As the Library of Congress considers new exceptions to the anti-circumvention rules that legally protect the DRM systems that are used by many companies to lock up digital content of all kinds, it is helpful to consider if those protections really accomplish what they were intended to.
Digital Rights Management, or electronic protection measures, are technological locks that “physically” prevent uses that are infringing, as well as many uses that would not be infringing if they were possible. The justification for using DRM is that it is necessary to prevent the widespread infringement that the digital environment enables, and thus to protect the revenues of content creators. Those revenues, it is argued, provide the incentive that keeps Americans creating more movies, music, books, etc. This purpose seemed so important in 1998 that the Digital Milleniuum Copyright Act included rather draconian legal protection for DRM systems, making it illegal to circumvent them even when the underlying purpose of the use would itself be legal. But the juxtaposition of two recent blog posts raises an interesting question about whether DRM really does what is claimed, and whether what is claimed is really its purpose in any case.

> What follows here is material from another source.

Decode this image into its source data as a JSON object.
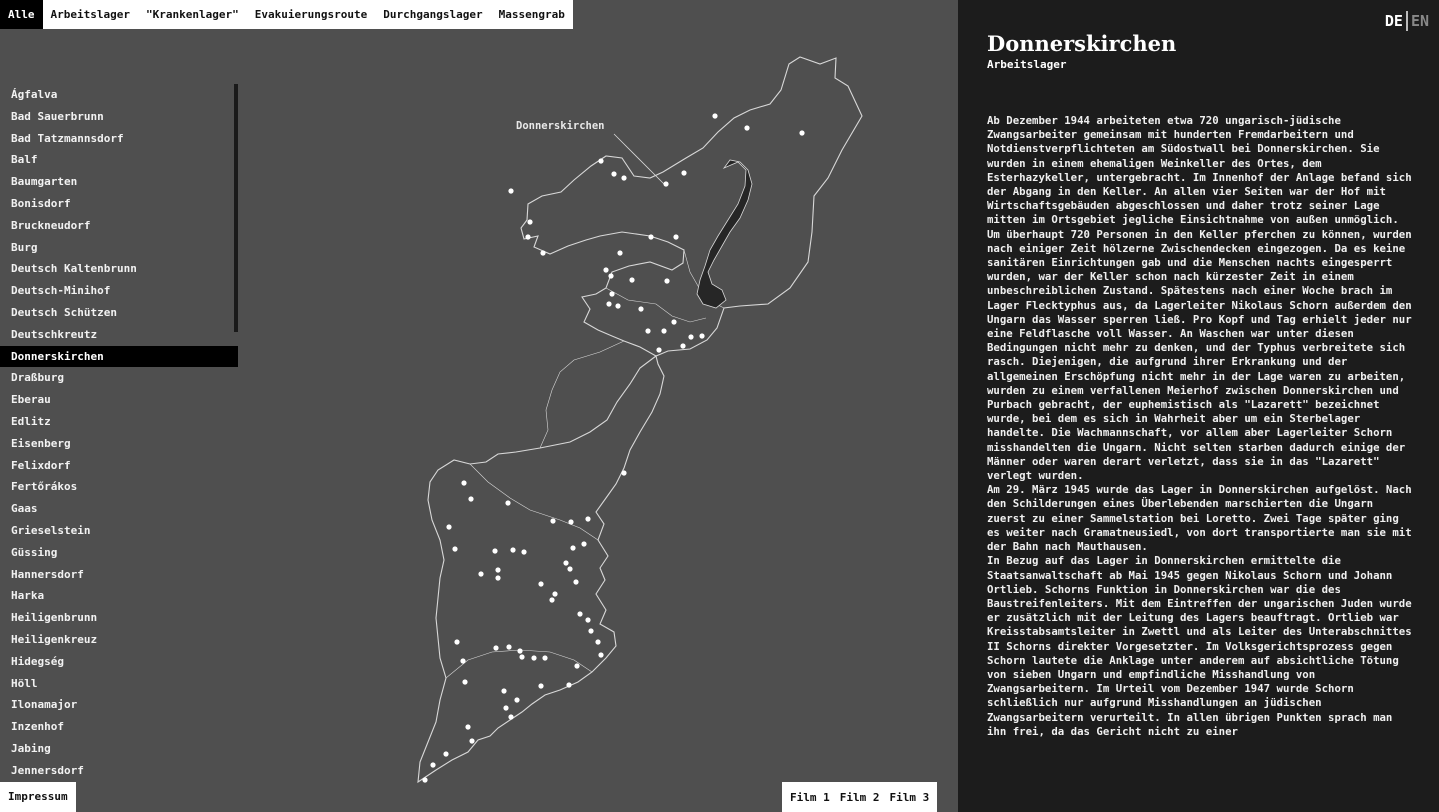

First is this report from Canadian copyright professor Michael Geist noting that for the third straight year sales of digital music (a prime type of content “protected” with DRM) have grown faster in Canada than they have in the United States. This growth comes in spite (?) of the fact that Canada does not have the same legal protections for DRM systems that the US does. Apparently the incentives for creativity are just as strong, or stronger, in Canada, where circumvention is not punishable, as they are in the US, where we are told that those who circumvent and those who market the technology to circumvent must be stopped lest creativity grind to a halt. The reality, as Geist points out, is that “copyright is simply not the issue,” and government intervention to drastically strengthen the copyright monopoly has not provided the promised benefit.

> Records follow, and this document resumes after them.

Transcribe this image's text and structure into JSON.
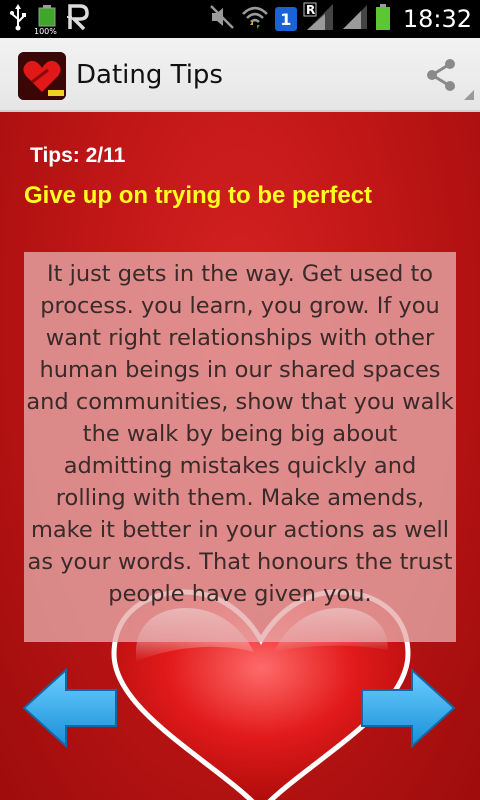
{
  "status_bar": {
    "battery_small_label": "100%",
    "sim_number": "1",
    "roaming_label": "R",
    "time": "18:32"
  },
  "action_bar": {
    "title": "Dating Tips",
    "share_icon": "share-icon"
  },
  "tip": {
    "counter": "Tips: 2/11",
    "title": "Give up on trying to be perfect",
    "body": "It just gets in the way. Get used to process. you learn, you grow. If you want right relationships with other human beings in our shared spaces and communities, show that you walk the walk by being big about admitting mistakes quickly and rolling with them. Make amends, make it better in your actions as well as your words. That honours the trust people have given you."
  },
  "navigation": {
    "prev_icon": "arrow-left-icon",
    "next_icon": "arrow-right-icon"
  },
  "colors": {
    "background_red": "#c01616",
    "title_yellow": "#ffff22",
    "arrow_blue": "#2aa8e8"
  }
}
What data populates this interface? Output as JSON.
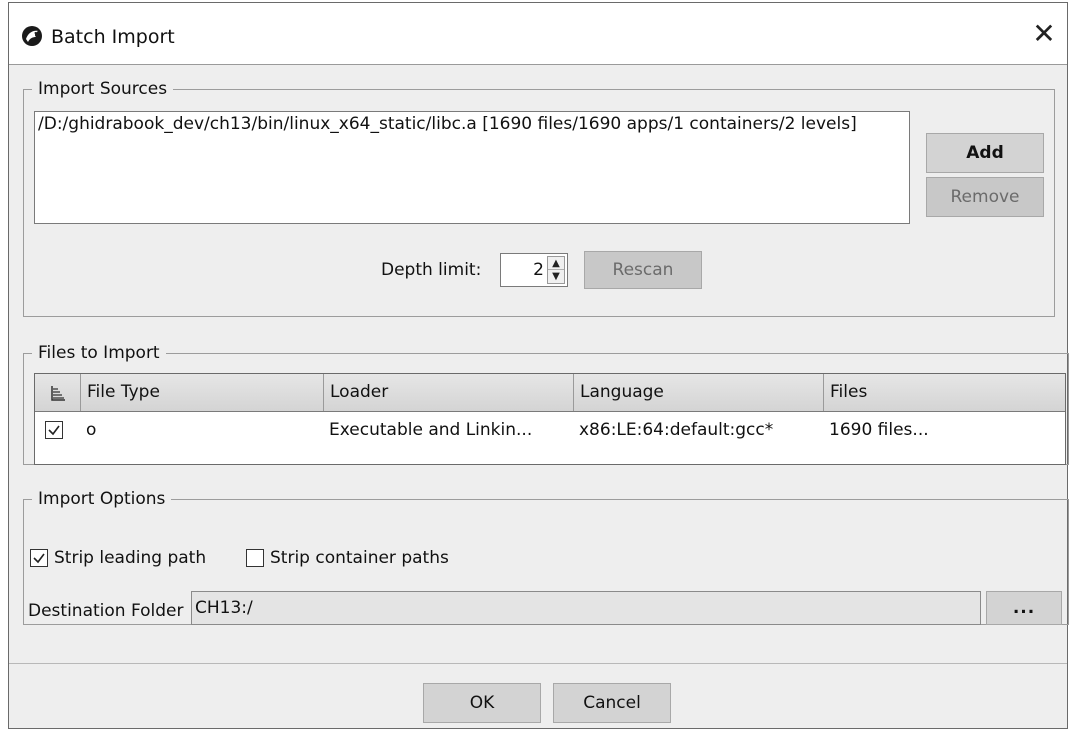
{
  "window": {
    "title": "Batch Import",
    "icon": "ghidra-dragon-icon",
    "close_glyph": "✕"
  },
  "import_sources": {
    "legend": "Import Sources",
    "entries": [
      "/D:/ghidrabook_dev/ch13/bin/linux_x64_static/libc.a [1690 files/1690 apps/1 containers/2 levels]"
    ],
    "add_label": "Add",
    "remove_label": "Remove",
    "depth_label": "Depth limit:",
    "depth_value": "2",
    "rescan_label": "Rescan"
  },
  "files_to_import": {
    "legend": "Files to Import",
    "columns": [
      "File Type",
      "Loader",
      "Language",
      "Files"
    ],
    "rows": [
      {
        "checked": true,
        "file_type": "o",
        "loader": "Executable and Linkin...",
        "language": "x86:LE:64:default:gcc*",
        "files": "1690 files..."
      }
    ]
  },
  "import_options": {
    "legend": "Import Options",
    "strip_leading_label": "Strip leading path",
    "strip_leading_checked": true,
    "strip_container_label": "Strip container paths",
    "strip_container_checked": false,
    "destination_label": "Destination Folder",
    "destination_value": "CH13:/",
    "browse_label": "..."
  },
  "footer": {
    "ok_label": "OK",
    "cancel_label": "Cancel"
  }
}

So why is DRM really so important to big content companies? On the Electronic Frontier Foundation’s blog, Richard Esguerra gives us a more convincing answer when he notes that Apple is finally dropping DRM from the music files it sells through its iTunes store. The timing, he suggests, shows that the big content companies really use DRM to eliminate competition and enforce a captive market; as soon as that purpose becomes moot, the companies drop the DRM. It is no surprise that DRM is a marketing problem, especially for music, where it often prevents users from moving files from one device to another. As long as the expected benefits in reduced competition outweighs the loss of sales, DRM is defended as a vital part of the copyright system. But it is abandoned without a qualm once it no longer serves that anti-competitive purpose and threatens instead to hamper profits.
If DRM systems really are being used primarily to suppress competition and prevent innovation, they are working directly in opposition to the fundamental purpose of copyright law they were sold to us to support. Read together, these two reports suggest that tinkering with exceptions, as the Library of Congress is charged to do every three years, is not enough; instead, the value of the whole idea of providing legal protection to DRM should be reexamined.